What about industrial espionage? Is a technician of Rheinmetal/Dassault/Thales also exempt?

Well, the list of exempts is the list of defense contractor employees, and the negative list of non-exempts subtracted from the list of everyone is list of high-value targets.

The locations where exempts are gathered, locations where there are high commerce traffic and/or verified sent-in data, but no sent-out data, or abnormally low traffic altogether, those are all high-value targets as well.

No matter how you slice it, they're creating a list of airstrike targets and means to aid literal foreign spies. If the affected locations and people are as obvious and well guarded as the US DoD headquarters and uniformed guys there, fine, otherwise, they're just creating doors in the wall exclusively open for "enemy" uses.

They probably have internal chat systems (cough matrix cough) that don't go above 50 M MAU which afaik is the threshold of applicability of this law. So this particular is a non-issue, unfortunately.

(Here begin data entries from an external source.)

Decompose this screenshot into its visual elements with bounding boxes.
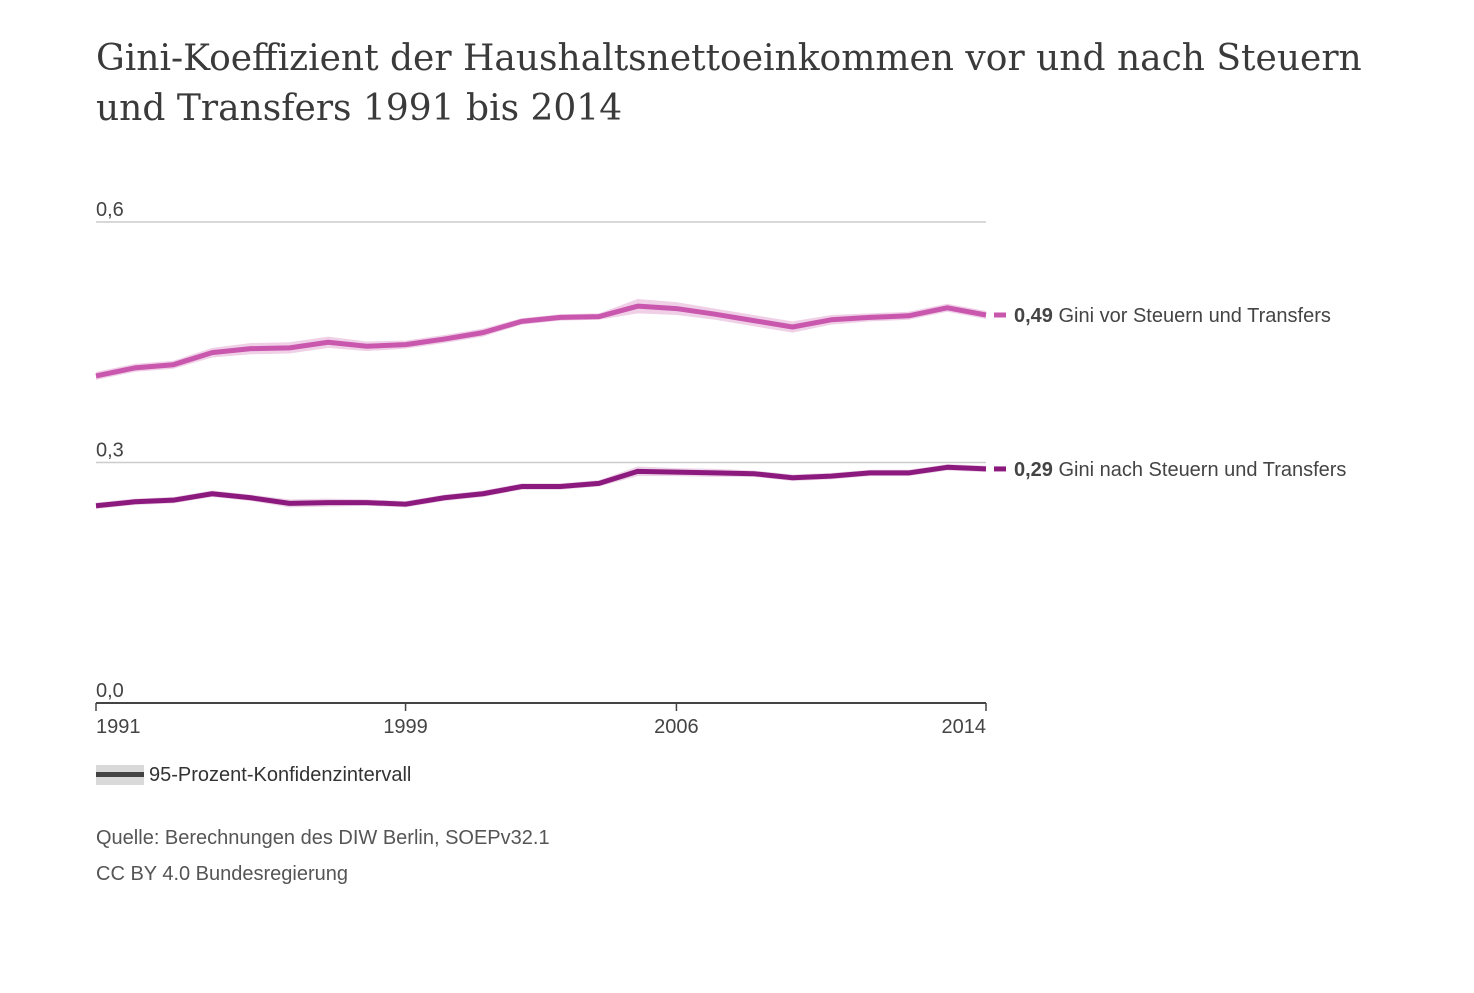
confidence-band-swatch-icon (96, 765, 144, 785)
grid-layer (96, 221, 986, 464)
chart-title: Gini-Koeffizient der Haushaltsnettoeinko… (96, 38, 1362, 129)
source-text: Quelle: Berechnungen des DIW Berlin, SOE… (96, 827, 550, 849)
license-text: CC BY 4.0 Bundesregierung (96, 863, 349, 885)
legend: 95-Prozent-Konfidenzintervall (96, 760, 411, 790)
confidence-band-layer (96, 298, 986, 509)
legend-line-sample (96, 772, 144, 777)
axis-layer: 0,0 0,3 0,6 1991 1999 2006 2014 (95, 199, 987, 738)
confidence-band-before (96, 298, 986, 380)
source-notes: Quelle: Berechnungen des DIW Berlin, SOE… (96, 820, 550, 892)
series-label-layer: 0,49 Gini vor Steuern und Transfers 0,29 … (994, 305, 1346, 481)
x-tick-label-1: 1999 (383, 716, 428, 738)
series-line-after (95, 464, 987, 509)
series-end-value-after: 0,29 (1014, 459, 1053, 481)
y-tick-label-0: 0,0 (96, 680, 124, 702)
x-tick-label-3: 2014 (942, 716, 987, 738)
series-end-label-after: 0,29 Gini nach Steuern und Transfers (1014, 459, 1346, 481)
series-end-value-before: 0,49 (1014, 305, 1053, 327)
series-end-name-before: Gini vor Steuern und Transfers (1053, 305, 1331, 327)
x-tick-label-2: 2006 (654, 716, 699, 738)
legend-band-label: 95-Prozent-Konfidenzintervall (149, 763, 412, 786)
y-tick-label-1: 0,3 (96, 440, 124, 462)
series-end-label-before: 0,49 Gini vor Steuern und Transfers (1014, 305, 1331, 327)
series-line-layer (95, 303, 987, 509)
y-tick-label-2: 0,6 (96, 199, 124, 221)
x-tick-label-0: 1991 (96, 716, 141, 738)
series-line-before (95, 303, 987, 379)
series-end-name-after: Gini nach Steuern und Transfers (1053, 459, 1347, 481)
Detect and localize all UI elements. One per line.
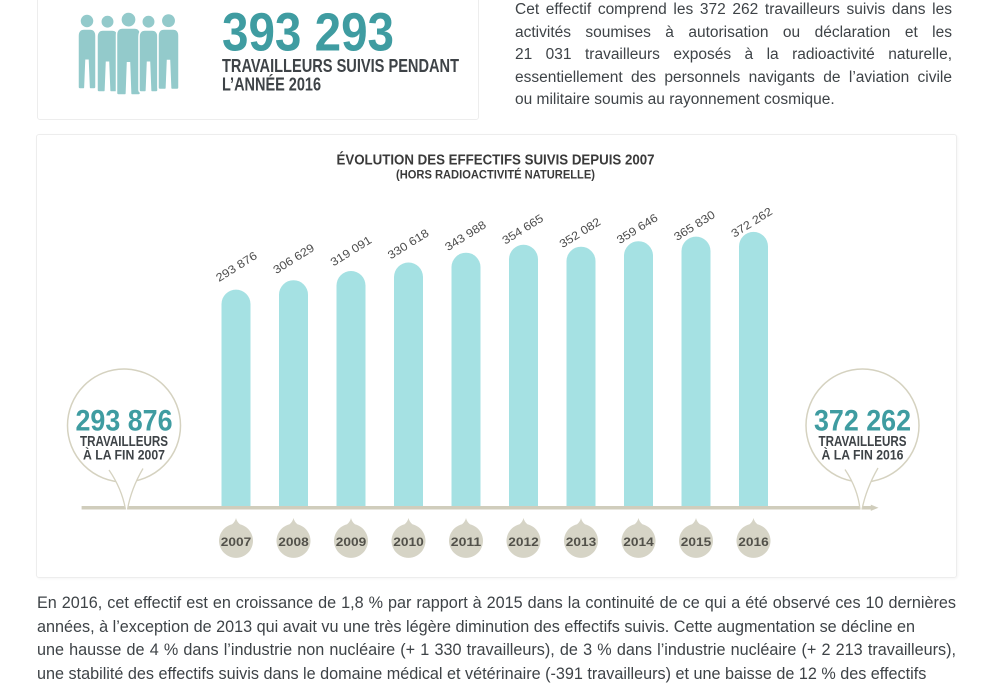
svg-text:393 293: 393 293 (222, 3, 394, 63)
svg-text:293 876: 293 876 (76, 405, 173, 438)
svg-text:354 665: 354 665 (500, 213, 545, 248)
svg-text:319 091: 319 091 (329, 234, 374, 269)
svg-text:ÉVOLUTION DES EFFECTIFS SUIVI: ÉVOLUTION DES EFFECTIFS SUIVIS DEPUIS 20… (337, 151, 655, 168)
svg-text:(HORS RADIOACTIVITÉ NATURELLE): (HORS RADIOACTIVITÉ NATURELLE) (396, 168, 595, 182)
svg-text:TRAVAILLEURS SUIVIS PENDANT: TRAVAILLEURS SUIVIS PENDANT (222, 55, 460, 76)
svg-text:2010: 2010 (393, 535, 424, 549)
svg-text:2012: 2012 (508, 535, 539, 549)
svg-text:2009: 2009 (336, 535, 367, 549)
svg-text:2015: 2015 (681, 535, 712, 549)
svg-text:À LA FIN 2007: À LA FIN 2007 (83, 447, 165, 463)
svg-text:TRAVAILLEURS: TRAVAILLEURS (80, 434, 168, 450)
svg-text:L’ANNÉE 2016: L’ANNÉE 2016 (222, 73, 321, 94)
svg-text:2013: 2013 (566, 535, 597, 549)
svg-text:TRAVAILLEURS: TRAVAILLEURS (819, 434, 907, 450)
svg-text:2007: 2007 (221, 535, 252, 549)
svg-text:306 629: 306 629 (271, 242, 316, 277)
svg-text:293 876: 293 876 (214, 250, 259, 285)
svg-text:2008: 2008 (278, 535, 309, 549)
svg-text:343 988: 343 988 (443, 219, 488, 254)
svg-text:2014: 2014 (623, 535, 654, 549)
svg-text:À LA FIN 2016: À LA FIN 2016 (822, 447, 904, 463)
svg-text:352 082: 352 082 (558, 216, 603, 251)
svg-text:372 262: 372 262 (814, 405, 911, 438)
svg-text:330 618: 330 618 (386, 227, 431, 262)
svg-text:2016: 2016 (738, 535, 769, 549)
svg-text:2011: 2011 (451, 535, 482, 549)
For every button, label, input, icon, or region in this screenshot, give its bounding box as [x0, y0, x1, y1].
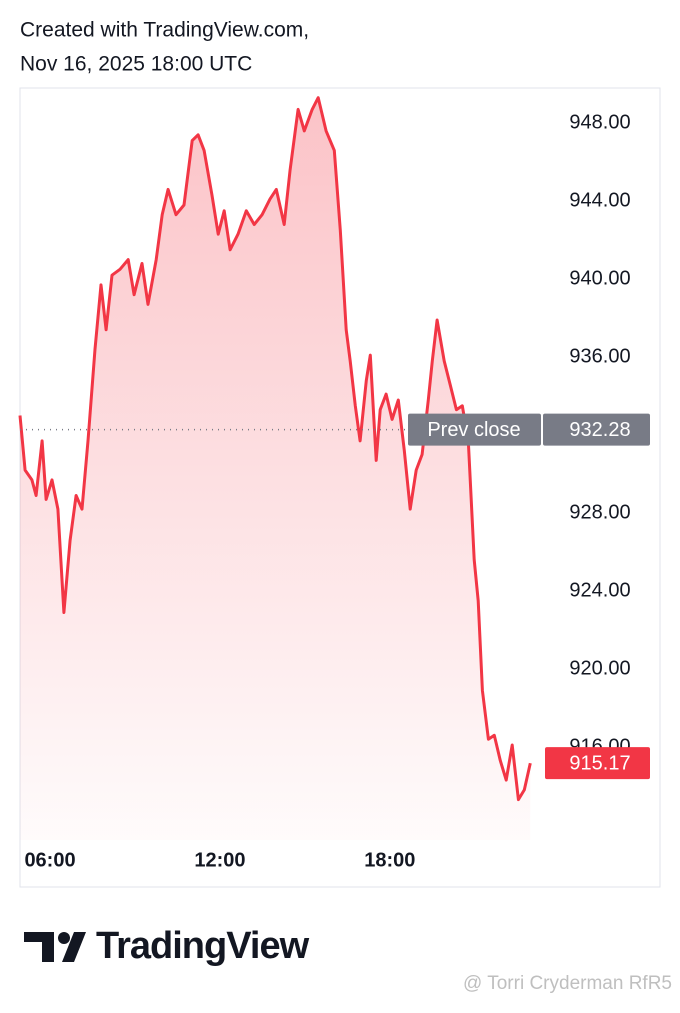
x-tick-label: 06:00: [24, 849, 75, 871]
y-tick-label: 928.00: [569, 501, 630, 523]
prev-close-value-box: [543, 413, 650, 446]
header-line: Created with TradingView.com,: [20, 19, 309, 42]
brand-name: TradingView: [96, 925, 310, 967]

But then it begs the question, why politicians feel the need to use public (>50MMAU) chat systems to conduct the protected (official) business?

>But then it begs the question, why politicians feel the need to use public (>50MMAU) chat systems to conduct the protected (official) business?

It also begs the question why CSAM "distributors" would use those ;)

Because they don't know better (see also: criminals are stupid).

I think politicians should not be stupid and isolate their official business from the private one. (That would be ideal, anyway).

Stupid criminals disproportionally get caught.

Selective pressure on the intelligence of criminals will cause them to become more intelligent.

You now need even more draconian legislation to disproportionally keep catching the intelligence-wise lowest quantile of criminals.